As brocas são equipamentos que têm a função de
promover a ruptura e desagregação das rochas ou formações com o intuito de se
perfurar um poço de petróleo ou gás. Localizam-se na extremidade da coluna de
perfuração, logo abaixo do tubo de perfuração, e são fabricadas com materiais
de extrema dureza, tais como aço, carboneto de tungstênio e diamantes.

Por serem equipamentos giratórios,
realizam operações de corte e moagem das rochas enquanto promovem a remoção dos
resíduos resultantes. Contudo, são necessários outros componentes de perfuração
para prover o torque necessário a essas operações. Os denominados mesa
rotativa, top drive e motor de fundo cumprem essa função e substituem os antigos
métodos de perfuração, como, por exemplo, a tração animal, onde o uso de
animais, conectados à coluna por cabos presos a rodas de madeira, andando em
círculos faziam a broca rotacionar. Outros componentes essenciais para o
processo integram os sistemas de sustentação de cargas, de geração e transmissão
de energia e de movimentação de cargas.

Evolução

1859 – E.L. Drake e a sonda usada para perfurar o poço em
Titusville. Detalhe de brocas de percussão.

1863 – Broca de arraste tipo Rabo de Peixe.

1909 – Broca de dois cones patenteada por Howard Hugues.
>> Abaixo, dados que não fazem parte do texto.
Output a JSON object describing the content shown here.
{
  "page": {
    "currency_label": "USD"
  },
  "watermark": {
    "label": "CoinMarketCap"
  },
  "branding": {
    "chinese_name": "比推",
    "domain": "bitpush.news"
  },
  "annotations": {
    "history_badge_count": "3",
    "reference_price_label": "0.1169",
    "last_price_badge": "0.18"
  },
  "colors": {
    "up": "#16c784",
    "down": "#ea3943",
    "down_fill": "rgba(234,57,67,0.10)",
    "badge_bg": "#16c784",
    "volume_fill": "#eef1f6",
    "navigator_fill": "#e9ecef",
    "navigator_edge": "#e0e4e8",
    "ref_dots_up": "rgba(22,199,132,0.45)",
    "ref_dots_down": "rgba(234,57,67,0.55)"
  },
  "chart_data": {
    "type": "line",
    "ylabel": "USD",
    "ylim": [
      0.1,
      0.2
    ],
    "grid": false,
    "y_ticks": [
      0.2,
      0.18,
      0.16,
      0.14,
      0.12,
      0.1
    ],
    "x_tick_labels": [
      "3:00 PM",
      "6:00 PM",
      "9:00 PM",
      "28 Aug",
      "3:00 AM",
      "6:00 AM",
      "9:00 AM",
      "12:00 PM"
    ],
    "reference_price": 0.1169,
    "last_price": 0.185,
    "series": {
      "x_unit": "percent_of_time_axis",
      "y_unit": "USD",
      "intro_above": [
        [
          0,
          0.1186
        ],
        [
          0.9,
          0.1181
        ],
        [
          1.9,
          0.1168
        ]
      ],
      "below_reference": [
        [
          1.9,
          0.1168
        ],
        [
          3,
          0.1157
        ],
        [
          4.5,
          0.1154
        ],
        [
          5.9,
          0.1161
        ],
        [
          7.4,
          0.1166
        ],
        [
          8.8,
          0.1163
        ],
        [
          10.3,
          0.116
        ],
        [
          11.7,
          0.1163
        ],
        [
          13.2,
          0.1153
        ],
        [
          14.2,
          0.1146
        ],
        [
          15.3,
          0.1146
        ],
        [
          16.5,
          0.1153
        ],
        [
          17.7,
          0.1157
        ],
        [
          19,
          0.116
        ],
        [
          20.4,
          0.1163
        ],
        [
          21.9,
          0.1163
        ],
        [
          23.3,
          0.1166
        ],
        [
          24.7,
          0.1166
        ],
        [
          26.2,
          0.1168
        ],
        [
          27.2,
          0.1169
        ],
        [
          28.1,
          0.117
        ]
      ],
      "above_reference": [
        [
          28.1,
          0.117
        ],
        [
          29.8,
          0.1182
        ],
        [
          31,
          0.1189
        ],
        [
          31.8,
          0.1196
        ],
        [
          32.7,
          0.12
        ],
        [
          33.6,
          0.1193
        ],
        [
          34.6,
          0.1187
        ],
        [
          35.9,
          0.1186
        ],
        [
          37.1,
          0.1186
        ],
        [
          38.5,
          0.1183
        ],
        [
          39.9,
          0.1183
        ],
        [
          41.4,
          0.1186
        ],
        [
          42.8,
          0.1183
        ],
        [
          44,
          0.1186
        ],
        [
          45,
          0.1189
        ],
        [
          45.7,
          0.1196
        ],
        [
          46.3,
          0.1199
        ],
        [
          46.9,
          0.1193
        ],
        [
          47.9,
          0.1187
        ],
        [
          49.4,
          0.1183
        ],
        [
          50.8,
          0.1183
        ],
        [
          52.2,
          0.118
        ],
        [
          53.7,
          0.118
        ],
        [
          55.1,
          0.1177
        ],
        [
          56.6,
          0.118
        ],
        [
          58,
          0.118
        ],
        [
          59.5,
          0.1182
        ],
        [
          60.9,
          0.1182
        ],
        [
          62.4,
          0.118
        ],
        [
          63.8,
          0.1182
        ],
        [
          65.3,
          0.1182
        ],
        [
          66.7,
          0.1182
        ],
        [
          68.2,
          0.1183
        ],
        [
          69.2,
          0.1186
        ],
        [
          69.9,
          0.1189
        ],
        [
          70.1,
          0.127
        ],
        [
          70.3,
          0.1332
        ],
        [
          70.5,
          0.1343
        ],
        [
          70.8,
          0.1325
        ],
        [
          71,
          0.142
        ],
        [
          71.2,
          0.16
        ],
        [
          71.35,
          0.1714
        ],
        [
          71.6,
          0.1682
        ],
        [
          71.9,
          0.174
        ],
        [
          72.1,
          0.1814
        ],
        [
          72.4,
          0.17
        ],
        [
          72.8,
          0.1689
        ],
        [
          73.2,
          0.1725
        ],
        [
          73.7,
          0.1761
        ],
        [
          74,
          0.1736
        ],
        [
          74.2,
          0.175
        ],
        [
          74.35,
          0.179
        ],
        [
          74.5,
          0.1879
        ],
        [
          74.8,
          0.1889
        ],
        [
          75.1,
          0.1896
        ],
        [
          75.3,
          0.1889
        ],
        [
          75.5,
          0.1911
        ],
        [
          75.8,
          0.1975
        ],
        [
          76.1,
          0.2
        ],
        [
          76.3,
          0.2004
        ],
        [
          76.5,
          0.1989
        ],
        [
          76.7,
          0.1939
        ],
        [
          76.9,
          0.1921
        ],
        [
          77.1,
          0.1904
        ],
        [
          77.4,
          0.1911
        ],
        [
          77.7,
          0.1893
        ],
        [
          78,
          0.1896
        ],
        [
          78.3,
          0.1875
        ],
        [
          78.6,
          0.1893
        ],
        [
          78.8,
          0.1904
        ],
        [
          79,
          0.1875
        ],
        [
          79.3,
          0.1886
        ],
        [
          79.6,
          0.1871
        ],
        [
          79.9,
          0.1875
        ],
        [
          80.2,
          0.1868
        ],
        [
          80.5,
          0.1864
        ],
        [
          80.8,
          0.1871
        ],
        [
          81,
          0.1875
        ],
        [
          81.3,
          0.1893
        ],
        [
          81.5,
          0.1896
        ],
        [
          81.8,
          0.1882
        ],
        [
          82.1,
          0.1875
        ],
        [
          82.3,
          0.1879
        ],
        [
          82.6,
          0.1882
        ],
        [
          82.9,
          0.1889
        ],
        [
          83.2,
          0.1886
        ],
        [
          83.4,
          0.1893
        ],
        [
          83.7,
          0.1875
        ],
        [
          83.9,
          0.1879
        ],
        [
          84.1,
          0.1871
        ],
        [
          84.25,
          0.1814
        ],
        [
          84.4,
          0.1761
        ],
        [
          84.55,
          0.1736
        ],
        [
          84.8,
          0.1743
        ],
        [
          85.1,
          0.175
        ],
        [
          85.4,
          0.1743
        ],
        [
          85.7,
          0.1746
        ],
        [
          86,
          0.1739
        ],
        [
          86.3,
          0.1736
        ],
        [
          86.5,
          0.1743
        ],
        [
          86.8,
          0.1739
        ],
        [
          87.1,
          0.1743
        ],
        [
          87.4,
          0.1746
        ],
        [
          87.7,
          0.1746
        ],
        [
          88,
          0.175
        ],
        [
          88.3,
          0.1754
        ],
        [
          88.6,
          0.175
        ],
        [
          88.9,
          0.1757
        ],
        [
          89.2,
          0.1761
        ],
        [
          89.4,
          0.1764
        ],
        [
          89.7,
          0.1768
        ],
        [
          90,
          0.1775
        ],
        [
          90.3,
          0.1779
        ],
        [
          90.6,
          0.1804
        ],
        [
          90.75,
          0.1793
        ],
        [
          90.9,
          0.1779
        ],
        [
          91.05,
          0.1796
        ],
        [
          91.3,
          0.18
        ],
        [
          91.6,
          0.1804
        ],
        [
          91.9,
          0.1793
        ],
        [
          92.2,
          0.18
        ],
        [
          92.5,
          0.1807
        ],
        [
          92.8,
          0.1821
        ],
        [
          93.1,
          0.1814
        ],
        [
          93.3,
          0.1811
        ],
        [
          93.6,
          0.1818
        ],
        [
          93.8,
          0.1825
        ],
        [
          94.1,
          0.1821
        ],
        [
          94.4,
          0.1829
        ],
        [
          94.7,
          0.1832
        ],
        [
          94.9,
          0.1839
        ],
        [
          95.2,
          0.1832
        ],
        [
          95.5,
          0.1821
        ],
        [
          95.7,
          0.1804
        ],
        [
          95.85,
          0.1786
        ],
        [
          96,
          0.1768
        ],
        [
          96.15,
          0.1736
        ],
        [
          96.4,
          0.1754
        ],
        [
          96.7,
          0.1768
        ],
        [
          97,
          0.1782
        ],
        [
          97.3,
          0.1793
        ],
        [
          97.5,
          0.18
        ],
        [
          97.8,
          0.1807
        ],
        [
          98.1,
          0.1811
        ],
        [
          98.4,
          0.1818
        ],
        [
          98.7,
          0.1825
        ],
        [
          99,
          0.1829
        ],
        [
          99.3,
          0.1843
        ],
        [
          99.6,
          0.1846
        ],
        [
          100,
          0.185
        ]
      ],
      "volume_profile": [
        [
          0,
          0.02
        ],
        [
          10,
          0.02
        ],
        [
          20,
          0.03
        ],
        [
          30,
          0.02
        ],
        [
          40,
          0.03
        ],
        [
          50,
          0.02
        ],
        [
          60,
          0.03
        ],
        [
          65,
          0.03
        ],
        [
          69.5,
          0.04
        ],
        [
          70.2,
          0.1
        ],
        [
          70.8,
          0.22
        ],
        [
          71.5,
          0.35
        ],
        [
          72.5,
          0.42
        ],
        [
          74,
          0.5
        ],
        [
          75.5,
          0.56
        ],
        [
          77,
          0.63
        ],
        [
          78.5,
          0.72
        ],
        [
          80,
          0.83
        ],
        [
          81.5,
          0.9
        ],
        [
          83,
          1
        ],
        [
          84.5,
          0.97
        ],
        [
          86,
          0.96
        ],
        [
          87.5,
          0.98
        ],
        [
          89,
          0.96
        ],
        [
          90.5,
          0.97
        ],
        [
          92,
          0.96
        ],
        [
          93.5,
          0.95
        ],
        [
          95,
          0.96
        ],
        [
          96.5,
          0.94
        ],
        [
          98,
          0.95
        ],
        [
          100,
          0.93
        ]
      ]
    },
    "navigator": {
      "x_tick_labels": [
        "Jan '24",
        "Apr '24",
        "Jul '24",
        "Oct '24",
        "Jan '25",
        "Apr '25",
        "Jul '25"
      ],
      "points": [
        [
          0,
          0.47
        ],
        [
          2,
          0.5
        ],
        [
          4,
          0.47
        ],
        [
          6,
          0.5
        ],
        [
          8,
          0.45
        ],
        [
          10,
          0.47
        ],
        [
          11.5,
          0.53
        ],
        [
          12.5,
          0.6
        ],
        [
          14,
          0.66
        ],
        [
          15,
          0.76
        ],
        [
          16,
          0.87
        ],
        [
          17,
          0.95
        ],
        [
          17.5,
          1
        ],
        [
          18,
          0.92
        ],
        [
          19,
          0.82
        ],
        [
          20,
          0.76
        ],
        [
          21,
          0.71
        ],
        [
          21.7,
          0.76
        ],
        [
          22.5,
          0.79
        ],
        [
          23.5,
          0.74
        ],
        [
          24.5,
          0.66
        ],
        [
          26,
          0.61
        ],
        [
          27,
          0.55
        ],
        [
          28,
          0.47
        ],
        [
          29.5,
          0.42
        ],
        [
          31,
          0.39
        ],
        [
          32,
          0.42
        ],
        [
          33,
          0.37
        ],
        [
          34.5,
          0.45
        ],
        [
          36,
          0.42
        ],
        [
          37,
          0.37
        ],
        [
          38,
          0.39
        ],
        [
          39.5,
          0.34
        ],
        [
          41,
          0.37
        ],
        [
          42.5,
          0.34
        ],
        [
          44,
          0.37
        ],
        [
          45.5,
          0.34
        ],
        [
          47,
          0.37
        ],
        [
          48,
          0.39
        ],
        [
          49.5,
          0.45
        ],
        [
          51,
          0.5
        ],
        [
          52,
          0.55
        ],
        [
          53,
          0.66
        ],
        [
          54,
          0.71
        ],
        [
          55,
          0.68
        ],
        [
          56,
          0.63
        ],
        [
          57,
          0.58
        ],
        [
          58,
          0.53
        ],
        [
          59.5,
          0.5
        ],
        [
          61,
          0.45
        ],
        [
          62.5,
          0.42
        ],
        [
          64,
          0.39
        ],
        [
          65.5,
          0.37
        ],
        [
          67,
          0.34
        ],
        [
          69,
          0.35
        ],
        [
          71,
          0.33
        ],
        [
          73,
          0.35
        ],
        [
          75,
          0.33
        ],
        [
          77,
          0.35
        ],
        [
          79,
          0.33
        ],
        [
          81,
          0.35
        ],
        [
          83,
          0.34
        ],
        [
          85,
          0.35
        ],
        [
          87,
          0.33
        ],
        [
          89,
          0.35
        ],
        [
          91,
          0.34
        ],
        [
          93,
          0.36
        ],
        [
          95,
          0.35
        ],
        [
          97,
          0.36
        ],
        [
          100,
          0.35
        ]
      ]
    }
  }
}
1930 – Primeira broca monocônica.

1933 – Broca de três cones com dentes tipo engrenagem.

1940 – Uso de brocas de diamante natural em poços de petróleo.

1951 – Introdução dos insertos de carboneto de tungstênio como
elementos de corte.

1953 – Primeiros cristais de diamante sintético obtidos pelo Diamon
Team.

1976 – Compactos de diamante sintético em suas diversas
apresentações.

1978 – Primeiras brocas PDC

1994 – Interface não plana da superfície entre os materiais ajuda a
aliviar as tensões internas nos cortadores.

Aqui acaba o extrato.